We will create column objects in all the examples that follow.
gt()
Let's create a DataFrame with an integer column so we can run some numerical column methods.
val df = Seq(
(10, "cat"),
(4, "dog"),
(7, null)
).toDF("num", "word")
Let's use the gt()
method to identify all rows with a num
greater than five.
df
.withColumn("num_gt_5", col("num").gt(5))
.show()
+---+----+--------+
|num|word|num_gt_5|
+---+----+--------+
| 10| cat| true|
| 4| dog| false|
| 7|null| true|
+---+----+--------+
substr()
Let's use the substr()
method to create a new column with the first two letters of the word
column.
df
.withColumn("word_first_two", col("word").substr(0, 2))
.show()
+---+----+--------------+
|num|word|word_first_two|
+---+----+--------------+
| 10| cat| ca|
| 4| dog| do|
| 7|null| null|
+---+----+--------------+
Notice that the substr()
method returns null
when it's supplied null
as input. All other Column methods and SQL functions behave similarly (i.e. they return null
when the input is null
).
+
operator
Let's use the +
operator to add five to the num
column.
df
.withColumn("num_plus_five", col("num").+(5))
.show()
+---+----+-------------+
|num|word|num_plus_five|
+---+----+-------------+
| 10| cat| 15|
| 4| dog| 9|
| 7|null| 12|
+---+----+-------------+
We can also skip the dot notation when invoking the function.
df
.withColumn("num_plus_five", col("num") + 5)
.show()
The syntactic sugar makes it harder to see that +
is a method defined in the Column class. Take a look at the docs to convince yourself!
lit()
Let's use the /
method to take two divided by the num
column.
df
.withColumn("two_divided_by_num", lit(2) / col("num"))
.show()
+---+----+------------------+
|num|word|two_divided_by_num|
+---+----+------------------+
| 10| cat| 0.2|
| 4| dog| 0.5|
| 7|null|0.2857142857142857|
+---+----+------------------+
Notice that the lit()
function must be used to convert two into a Column object before the division can take place.
df
.withColumn("two_divided_by_num", 2 / col("num"))
.show()
Here is the error message:
notebook:2: error: overloaded method value / with alternatives:
(x: Double)Double <and>
(x: Float)Float <and>
(x: Long)Long <and>
(x: Int)Int <and>
(x: Char)Int <and>
(x: Short)Int <and>
(x: Byte)Int
cannot be applied to (org.apache.spark.sql.Column)
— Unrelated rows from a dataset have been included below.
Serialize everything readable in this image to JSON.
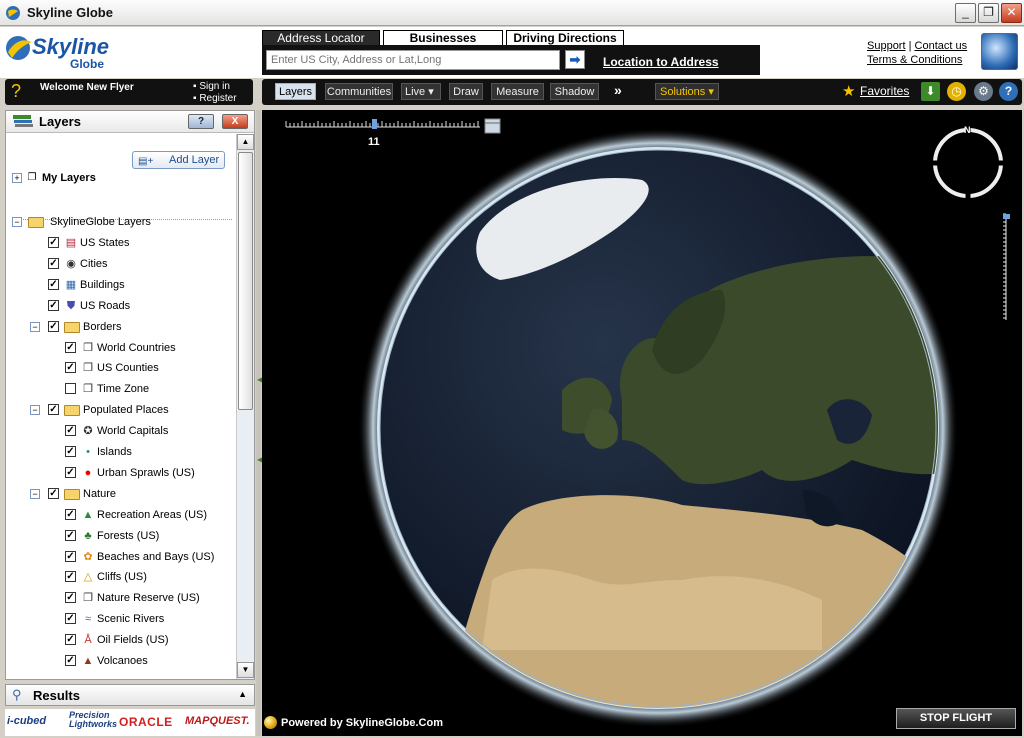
{
  "window": {
    "title": "Skyline Globe",
    "buttons": [
      "_",
      "❐",
      "✕"
    ]
  },
  "logo": {
    "brand": "Skyline",
    "sub": "Globe"
  },
  "search_tabs": [
    {
      "label": "Address Locator",
      "active": true
    },
    {
      "label": "Businesses",
      "active": false
    },
    {
      "label": "Driving Directions",
      "active": false
    }
  ],
  "address": {
    "placeholder": "Enter US City, Address or Lat,Long",
    "go": "➡",
    "link": "Location to Address"
  },
  "header_links": {
    "support": "Support",
    "separator": "|",
    "contact": "Contact us",
    "terms": "Terms & Conditions"
  },
  "welcome": {
    "text": "Welcome New Flyer",
    "sign_in": "Sign in",
    "register": "Register"
  },
  "toolbar": {
    "buttons": [
      "Layers",
      "Communities",
      "Live",
      "Draw",
      "Measure",
      "Shadow"
    ],
    "active": "Layers",
    "more": "»",
    "solutions": "Solutions",
    "favorites": "Favorites",
    "icons": [
      "download-icon",
      "clock-icon",
      "tools-icon",
      "help-icon"
    ]
  },
  "layers_panel": {
    "title": "Layers",
    "help_btn": "?",
    "close_btn": "X",
    "add_layer": "Add Layer",
    "my_layers": "My Layers",
    "root": "SkylineGlobe Layers",
    "items": [
      {
        "label": "US States",
        "checked": true,
        "icon": "us-flag-icon",
        "level": 1
      },
      {
        "label": "Cities",
        "checked": true,
        "icon": "target-icon",
        "level": 1
      },
      {
        "label": "Buildings",
        "checked": true,
        "icon": "building-icon",
        "level": 1
      },
      {
        "label": "US Roads",
        "checked": true,
        "icon": "shield-icon",
        "level": 1
      },
      {
        "label": "Borders",
        "checked": true,
        "icon": "folder-icon",
        "level": 1,
        "group": true
      },
      {
        "label": "World Countries",
        "checked": true,
        "icon": "layer-icon",
        "level": 2
      },
      {
        "label": "US Counties",
        "checked": true,
        "icon": "layer-icon",
        "level": 2
      },
      {
        "label": "Time Zone",
        "checked": false,
        "icon": "layer-icon",
        "level": 2
      },
      {
        "label": "Populated Places",
        "checked": true,
        "icon": "folder-icon",
        "level": 1,
        "group": true
      },
      {
        "label": "World Capitals",
        "checked": true,
        "icon": "star-icon",
        "level": 2
      },
      {
        "label": "Islands",
        "checked": true,
        "icon": "dot-icon",
        "level": 2
      },
      {
        "label": "Urban Sprawls (US)",
        "checked": true,
        "icon": "red-blob-icon",
        "level": 2
      },
      {
        "label": "Nature",
        "checked": true,
        "icon": "folder-icon",
        "level": 1,
        "group": true
      },
      {
        "label": "Recreation Areas (US)",
        "checked": true,
        "icon": "recreation-icon",
        "level": 2
      },
      {
        "label": "Forests (US)",
        "checked": true,
        "icon": "tree-icon",
        "level": 2
      },
      {
        "label": "Beaches and Bays (US)",
        "checked": true,
        "icon": "beach-icon",
        "level": 2
      },
      {
        "label": "Cliffs (US)",
        "checked": true,
        "icon": "cliff-icon",
        "level": 2
      },
      {
        "label": "Nature Reserve (US)",
        "checked": true,
        "icon": "layer-icon",
        "level": 2
      },
      {
        "label": "Scenic Rivers",
        "checked": true,
        "icon": "river-icon",
        "level": 2
      },
      {
        "label": "Oil Fields (US)",
        "checked": true,
        "icon": "oil-icon",
        "level": 2
      },
      {
        "label": "Volcanoes",
        "checked": true,
        "icon": "volcano-icon",
        "level": 2
      }
    ]
  },
  "results": {
    "title": "Results"
  },
  "sponsors": [
    "i-cubed",
    "Precision Lightworks",
    "ORACLE",
    "MAPQUEST."
  ],
  "map": {
    "zoom_level": "11",
    "powered_by": "Powered by SkylineGlobe.Com",
    "stop_button": "STOP FLIGHT",
    "compass_north": "N"
  }
}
.withColumn("two_divided_by_num", 2 / col("num"))
The /
method is defined in both the Scala Int and Spark Column classes. We need to convert the number to a Column object, so the compiler knows to use the /
method defined in the Spark Column class. Upon analyzing the error message, we can see that the compiler is mistakenly trying to use the /
operator defined in the Scala Int class.
isNull
Let's use the isNull
method to identify the rows with a word
of null
.
df
.withColumn("word_is_null", col("word").isNull)
.show()
+---+----+------------+
|num|word|word_is_null|
+---+----+------------+
| 10| cat| false|
| 4| dog| false|
| 7|null| true|
+---+----+------------+
isNotNull
Let's use the isNotNull
method to filter out all rows with a word
of null
.
df
.where(col("word").isNotNull)
.show()
+---+----+
|num|word|
+---+----+
| 10| cat|
| 4| dog|
+---+----+
when
/ otherwise
Let's create a final DataFrame with word1
and word2
columns, so we can play around with the ===
, when()
, and otherwise()
methods
val df = Seq(
("bat", "bat"),
("snake", "rat"),
("cup", "phone"),
("key", null)
).toDF("word1", "word2")
Let's write a little word comparison algorithm that analyzes the differences between the two words.
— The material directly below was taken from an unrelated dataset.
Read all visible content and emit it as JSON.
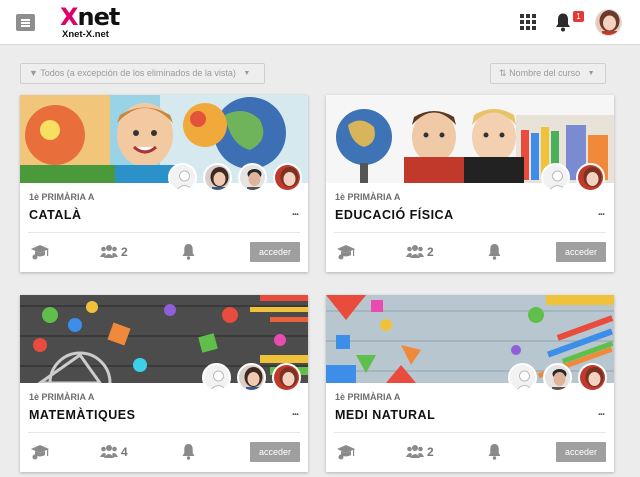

import org.apache.spark.sql.functions._
df
.withColumn(
"word_comparison",
when($"word1" === $"word2", "same words")
.when(length($"word1") > length($"word2"), "word1 is longer")
.otherwise("i am confused")
).show()
+-----+-----+---------------+
|word1|word2|word_comparison|
+-----+-----+---------------+
| bat| bat| same words|
|snake| rat|word1 is longer|
| cup|phone| i am confused|
| key| null| i am confused|
+-----+-----+---------------+
when()
and otherwise()
are how to write if
/ else if
/ else
logic in Spark.
Next steps
Spark's Colum methods are frequently used and mastery of this class is vital.
Scala syntactic sugar can make it difficult for programmers without a lot of object oriented experience to have difficulty identifying when Column methods are invoked (and differenting them from SQL functions).
Keep reading though this post till you've mastered all these vital concepts!